La lluvia en primavera no me disgusta tanto como en otoño; tal vez porque vamos de cara al verano y la considero una molestia necesaria para que llegue el buen tiempo. Además la lluvia me predispone al recogimiento y a la reflexión, y eso le ha venido bien a mi efervescente cabeza. También he aprovechado para leer; en mi mesa se acumulan los libros pendientes, y eso que estoy leyendo tres a la vez.
Por fin me he acostumbrado a mis gafas nuevas y ya me reconozco cuando me veo en los espejos. A mí madre, cosa que no me esperaba, le han gustado mucho. Dice que ahora luzco "más moderna".
Ella y mi padre llegaron el viernes de su primer viaje del Imserso. Mi padre disfrutó de la experiencia, pero mi madre ya ha asegurado que éste ha sido su primer y último viaje, dice que no está para estos trotes.
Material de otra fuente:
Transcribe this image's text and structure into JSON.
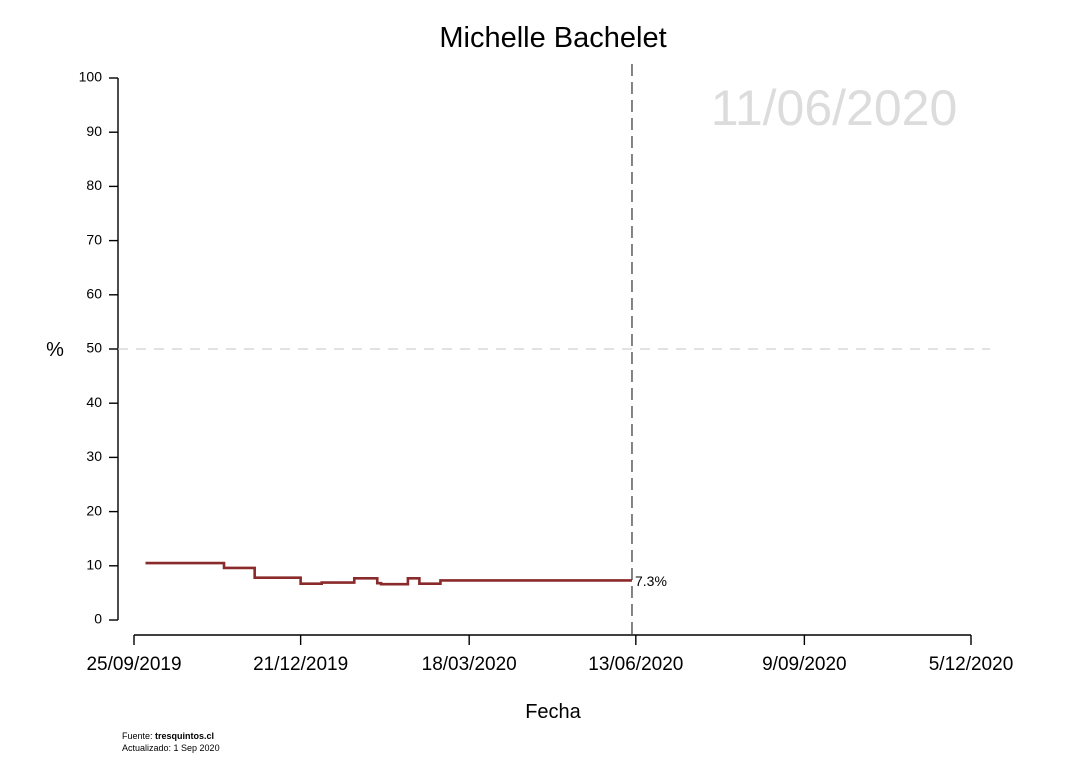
{
  "chart_data": {
    "type": "line",
    "title": "Michelle Bachelet",
    "xlabel": "Fecha",
    "ylabel": "%",
    "ylim": [
      0,
      100
    ],
    "yticks": [
      "0",
      "10",
      "20",
      "30",
      "40",
      "50",
      "60",
      "70",
      "80",
      "90",
      "100"
    ],
    "xlim": [
      "2019-09-25",
      "2020-12-05"
    ],
    "xticks": [
      {
        "date": "2019-09-25",
        "label": "25/09/2019"
      },
      {
        "date": "2019-12-21",
        "label": "21/12/2019"
      },
      {
        "date": "2020-03-18",
        "label": "18/03/2020"
      },
      {
        "date": "2020-06-13",
        "label": "13/06/2020"
      },
      {
        "date": "2020-09-09",
        "label": "9/09/2020"
      },
      {
        "date": "2020-12-05",
        "label": "5/12/2020"
      }
    ],
    "grid": false,
    "reference_line_y": 50,
    "current_date_line": "2020-06-11",
    "current_date_label": "11/06/2020",
    "end_label": "7.3%",
    "series": [
      {
        "color": "#8b2a2a",
        "step": true,
        "points": [
          {
            "x": "2019-10-01",
            "y": 10.5
          },
          {
            "x": "2019-11-11",
            "y": 9.6
          },
          {
            "x": "2019-11-27",
            "y": 7.8
          },
          {
            "x": "2019-12-21",
            "y": 6.7
          },
          {
            "x": "2020-01-01",
            "y": 6.9
          },
          {
            "x": "2020-01-18",
            "y": 7.7
          },
          {
            "x": "2020-01-30",
            "y": 6.8
          },
          {
            "x": "2020-02-01",
            "y": 6.6
          },
          {
            "x": "2020-02-15",
            "y": 7.7
          },
          {
            "x": "2020-02-21",
            "y": 6.7
          },
          {
            "x": "2020-03-03",
            "y": 7.3
          },
          {
            "x": "2020-06-11",
            "y": 7.3
          }
        ]
      }
    ]
  },
  "footer": {
    "source_prefix": "Fuente: ",
    "source_site": "tresquintos.cl",
    "updated": "Actualizado: 1 Sep 2020"
  }
}
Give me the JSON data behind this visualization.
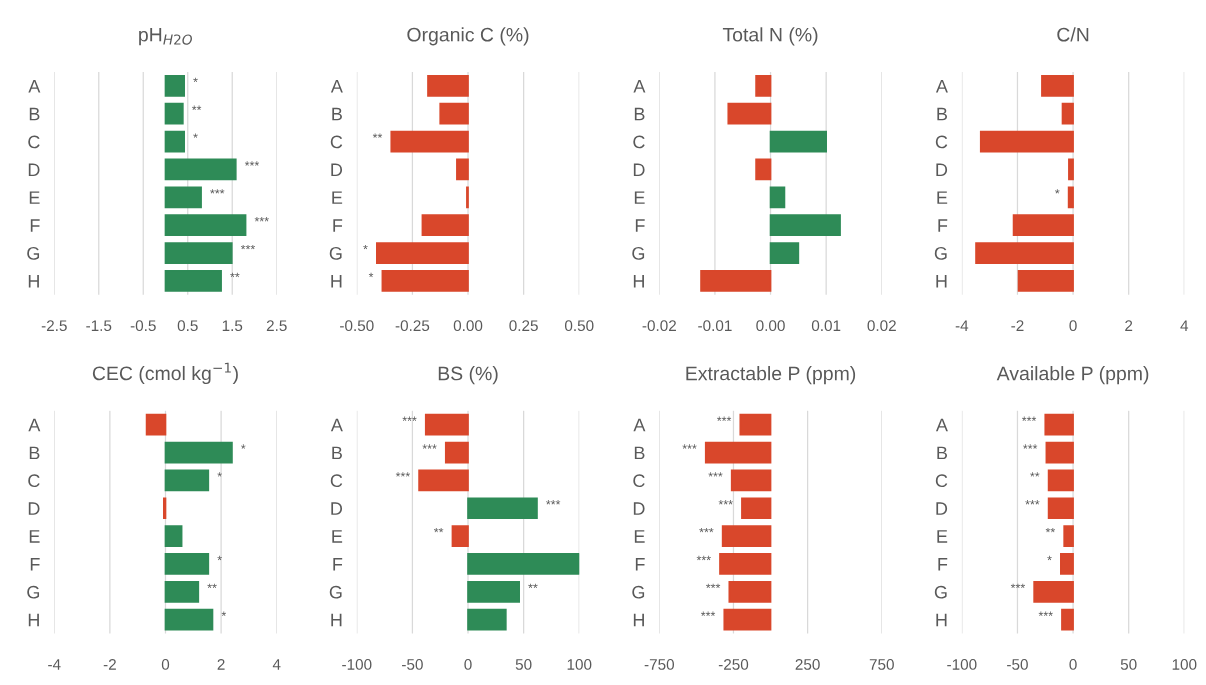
{
  "chart_data": [
    {
      "type": "bar",
      "orientation": "horizontal",
      "title": "pH$_{H2O}$",
      "categories": [
        "A",
        "B",
        "C",
        "D",
        "E",
        "F",
        "G",
        "H"
      ],
      "values": [
        0.42,
        0.39,
        0.42,
        1.58,
        0.8,
        1.8,
        1.49,
        1.25
      ],
      "colors": [
        "#2e8b57",
        "#2e8b57",
        "#2e8b57",
        "#2e8b57",
        "#2e8b57",
        "#2e8b57",
        "#2e8b57",
        "#2e8b57"
      ],
      "value_labels": [
        "*",
        "**",
        "*",
        "***",
        "***",
        "***",
        "***",
        "**"
      ],
      "xlim": [
        -2.5,
        2.5
      ],
      "xticks": [
        -2.5,
        -1.5,
        -0.5,
        0.5,
        1.5,
        2.5
      ],
      "grid": "x"
    },
    {
      "type": "bar",
      "orientation": "horizontal",
      "title": "Organic C (%)",
      "categories": [
        "A",
        "B",
        "C",
        "D",
        "E",
        "F",
        "G",
        "H"
      ],
      "values": [
        -0.18,
        -0.125,
        -0.345,
        -0.05,
        -0.005,
        -0.205,
        -0.41,
        -0.385
      ],
      "colors": [
        "#d9472b",
        "#d9472b",
        "#d9472b",
        "#d9472b",
        "#d9472b",
        "#d9472b",
        "#d9472b",
        "#d9472b"
      ],
      "value_labels": [
        null,
        null,
        "**",
        null,
        null,
        null,
        "*",
        "*"
      ],
      "xlim": [
        -0.5,
        0.5
      ],
      "xticks": [
        {
          "value": -0.5,
          "label": "-0.50"
        },
        {
          "value": -0.25,
          "label": "-0.25"
        },
        {
          "value": 0,
          "label": "0.00"
        },
        {
          "value": 0.25,
          "label": "0.25"
        },
        {
          "value": 0.5,
          "label": "0.50"
        }
      ],
      "grid": "x"
    },
    {
      "type": "bar",
      "orientation": "horizontal",
      "title": "Total N (%)",
      "categories": [
        "A",
        "B",
        "C",
        "D",
        "E",
        "F",
        "G",
        "H"
      ],
      "values": [
        -0.0026,
        -0.0076,
        0.01,
        -0.0026,
        0.0025,
        0.0125,
        0.005,
        -0.0125
      ],
      "colors": [
        "#d9472b",
        "#d9472b",
        "#2e8b57",
        "#d9472b",
        "#2e8b57",
        "#2e8b57",
        "#2e8b57",
        "#d9472b"
      ],
      "xlim": [
        -0.02,
        0.02
      ],
      "xticks": [
        {
          "value": -0.02,
          "label": "-0.02"
        },
        {
          "value": -0.01,
          "label": "-0.01"
        },
        {
          "value": 0,
          "label": "0.00"
        },
        {
          "value": 0.01,
          "label": "0.01"
        },
        {
          "value": 0.02,
          "label": "0.02"
        }
      ],
      "grid": "x"
    },
    {
      "type": "bar",
      "orientation": "horizontal",
      "title": "C/N",
      "categories": [
        "A",
        "B",
        "C",
        "D",
        "E",
        "F",
        "G",
        "H"
      ],
      "values": [
        -1.12,
        -0.38,
        -3.32,
        -0.15,
        -0.16,
        -2.14,
        -3.49,
        -1.96
      ],
      "colors": [
        "#d9472b",
        "#d9472b",
        "#d9472b",
        "#d9472b",
        "#d9472b",
        "#d9472b",
        "#d9472b",
        "#d9472b"
      ],
      "value_labels": [
        null,
        null,
        null,
        null,
        "*",
        null,
        null,
        null
      ],
      "xlim": [
        -4,
        4
      ],
      "xticks": [
        -4,
        -2,
        0,
        2,
        4
      ],
      "grid": "x"
    },
    {
      "type": "bar",
      "orientation": "horizontal",
      "title": "CEC (cmol kg$^{−1}$)",
      "categories": [
        "A",
        "B",
        "C",
        "D",
        "E",
        "F",
        "G",
        "H"
      ],
      "values": [
        -0.68,
        2.39,
        1.54,
        -0.06,
        0.58,
        1.54,
        1.18,
        1.69
      ],
      "colors": [
        "#d9472b",
        "#2e8b57",
        "#2e8b57",
        "#d9472b",
        "#2e8b57",
        "#2e8b57",
        "#2e8b57",
        "#2e8b57"
      ],
      "value_labels": [
        null,
        "*",
        "*",
        null,
        null,
        "*",
        "**",
        "*"
      ],
      "xlim": [
        -4,
        4
      ],
      "xticks": [
        -4,
        -2,
        0,
        2,
        4
      ],
      "grid": "x"
    },
    {
      "type": "bar",
      "orientation": "horizontal",
      "title": "BS (%)",
      "categories": [
        "A",
        "B",
        "C",
        "D",
        "E",
        "F",
        "G",
        "H"
      ],
      "values": [
        -38,
        -20,
        -44,
        62,
        -14,
        100,
        46,
        34
      ],
      "colors": [
        "#d9472b",
        "#d9472b",
        "#d9472b",
        "#2e8b57",
        "#d9472b",
        "#2e8b57",
        "#2e8b57",
        "#2e8b57"
      ],
      "value_labels": [
        "***",
        "***",
        "***",
        "***",
        "**",
        null,
        "**",
        null
      ],
      "xlim": [
        -100,
        100
      ],
      "xticks": [
        -100,
        -50,
        0,
        50,
        100
      ],
      "grid": "x"
    },
    {
      "type": "bar",
      "orientation": "horizontal",
      "title": "Extractable P (ppm)",
      "categories": [
        "A",
        "B",
        "C",
        "D",
        "E",
        "F",
        "G",
        "H"
      ],
      "values": [
        -204,
        -437,
        -262,
        -193,
        -323,
        -341,
        -278,
        -312
      ],
      "colors": [
        "#d9472b",
        "#d9472b",
        "#d9472b",
        "#d9472b",
        "#d9472b",
        "#d9472b",
        "#d9472b",
        "#d9472b"
      ],
      "value_labels": [
        "***",
        "***",
        "***",
        "***",
        "***",
        "***",
        "***",
        "***"
      ],
      "xlim": [
        -750,
        750
      ],
      "xticks": [
        -750,
        -250,
        250,
        750
      ],
      "grid": "x"
    },
    {
      "type": "bar",
      "orientation": "horizontal",
      "title": "Available P (ppm)",
      "categories": [
        "A",
        "B",
        "C",
        "D",
        "E",
        "F",
        "G",
        "H"
      ],
      "values": [
        -25,
        -24,
        -22,
        -22,
        -8,
        -11,
        -35,
        -10
      ],
      "colors": [
        "#d9472b",
        "#d9472b",
        "#d9472b",
        "#d9472b",
        "#d9472b",
        "#d9472b",
        "#d9472b",
        "#d9472b"
      ],
      "value_labels": [
        "***",
        "***",
        "**",
        "***",
        "**",
        "*",
        "***",
        "***"
      ],
      "xlim": [
        -100,
        100
      ],
      "xticks": [
        -100,
        -50,
        0,
        50,
        100
      ],
      "grid": "x"
    }
  ]
}
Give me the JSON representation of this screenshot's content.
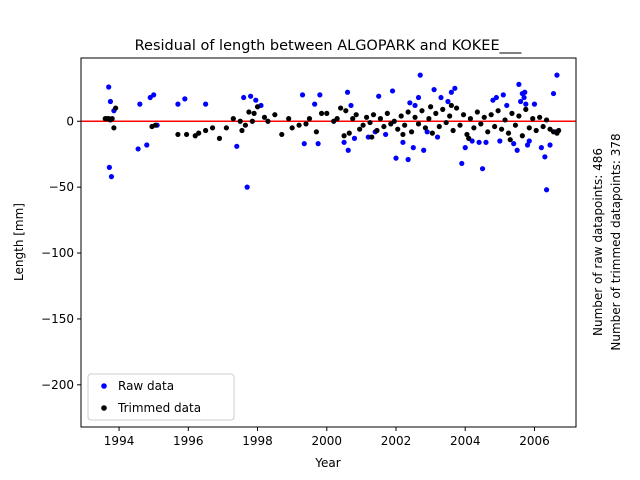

Como una gran nube negra, la negatividad de mi madre siempre está dispuesta a tapar el sol más radiante. Me exaspera su pesimismo. Creo que por eso -y por supervivencia- he desarollado un sentido del optimismo tan acusado.
Por mi parte, le expliqué lo del concurso de relatos y que quedé finalista. La respuesta de mi madre: ninguna. Ese silencio, en su caso, es más positivo que negativo: mi madre es parca en halagos pero generosa en la crítica. Y aunque hace tiempo que he asumido que nunca podré satisfacerla, ni ser la hija que ella esperaba, una parte de mí -cada vez más menguante- sigue esperando que algún día se sienta orgullosa de mí.